沖縄ツーリズム産業団体協議会であいさつする沖縄観光コンベンションビューローの下地芳郎会長と観光関連団体の代表ら=17日、県市町村自治会館

 県は、これまでに取り組んできた観光需要回復事業や予算などを説明。年明けに向けて、スポーツキャンプの誘致にも取り組むという。次年度に関して、渡久地一浩部長は「来年度の方向性として国内の取り込みに比重を置く。安全安心な観光地づくりに資する事業をしていく」と話した。
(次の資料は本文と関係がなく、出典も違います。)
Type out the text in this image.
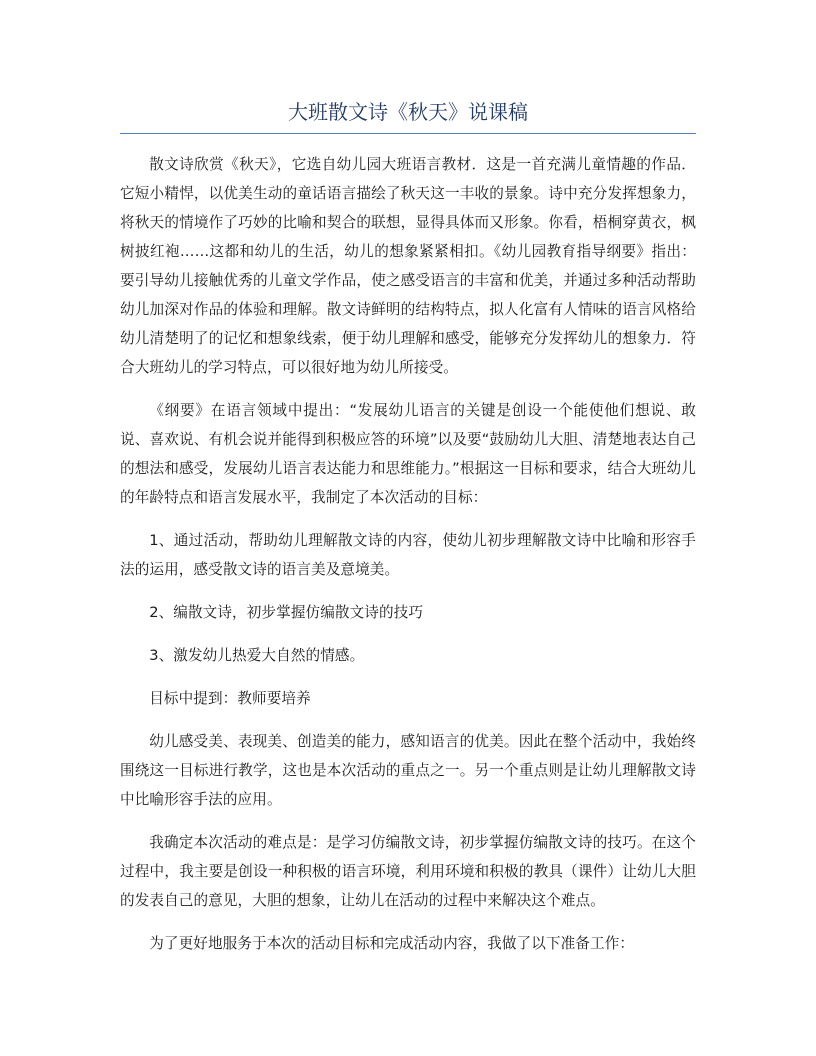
大班散文诗《秋天》说课稿

散文诗欣赏《秋天》，它选自幼儿园大班语言教材．这是一首充满儿童情趣的作品．它短小精悍，以优美生动的童话语言描绘了秋天这一丰收的景象。诗中充分发挥想象力，将秋天的情境作了巧妙的比喻和契合的联想，显得具体而又形象。你看，梧桐穿黄衣，枫树披红袍……这都和幼儿的生活，幼儿的想象紧紧相扣。《幼儿园教育指导纲要》指出：要引导幼儿接触优秀的儿童文学作品，使之感受语言的丰富和优美，并通过多种活动帮助幼儿加深对作品的体验和理解。散文诗鲜明的结构特点，拟人化富有人情味的语言风格给幼儿清楚明了的记忆和想象线索，便于幼儿理解和感受，能够充分发挥幼儿的想象力．符合大班幼儿的学习特点，可以很好地为幼儿所接受。

《纲要》在语言领域中提出：“发展幼儿语言的关键是创设一个能使他们想说、敢说、喜欢说、有机会说并能得到积极应答的环境”以及要“鼓励幼儿大胆、清楚地表达自己的想法和感受，发展幼儿语言表达能力和思维能力。”根据这一目标和要求，结合大班幼儿的年龄特点和语言发展水平，我制定了本次活动的目标：

1、通过活动，帮助幼儿理解散文诗的内容，使幼儿初步理解散文诗中比喻和形容手法的运用，感受散文诗的语言美及意境美。

2、编散文诗，初步掌握仿编散文诗的技巧

3、激发幼儿热爱大自然的情感。

目标中提到：教师要培养

幼儿感受美、表现美、创造美的能力，感知语言的优美。因此在整个活动中，我始终围绕这一目标进行教学，这也是本次活动的重点之一。另一个重点则是让幼儿理解散文诗中比喻形容手法的应用。

我确定本次活动的难点是：是学习仿编散文诗，初步掌握仿编散文诗的技巧。在这个过程中，我主要是创设一种积极的语言环境，利用环境和积极的教具（课件）让幼儿大胆的发表自己的意见，大胆的想象，让幼儿在活动的过程中来解决这个难点。

为了更好地服务于本次的活动目标和完成活动内容，我做了以下准备工作：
 意見交換会からは非公開だった。参加者からは、空港でのセンターに限らず、民間の検査場の活用も促すため、民間検査機関への支援を提案する声もあった。また、例えばスポーツキャンプ誘致の現地コーディネーターなど、受け入れ側も検査を受けやすいような助成案なども出た。

 一方で、観光回復や振興に向けた予算が少ないと指摘し、補正予算や次年度予算でしっかりとした予算措置を注文する意見もあった。参加者は「次年度に向けた対策が弱い。骨太の対策が必要だが、大きな柱となるようなものが見えなかった」と話す。

 県が策定を目指している、防疫体制の構築と観光振興をまとめた「観光復興計画(仮称)」も、まだ目に見えた進展はないことから、「これまでのコロナ対応を検証して、具体性ある方針を出すべきだ」との声もあった。

 下地芳郎会長は「業界の総意として、PCRセンターの設置や『Go To』の延長、次年度の予算措置などを要請していきたい」と話した。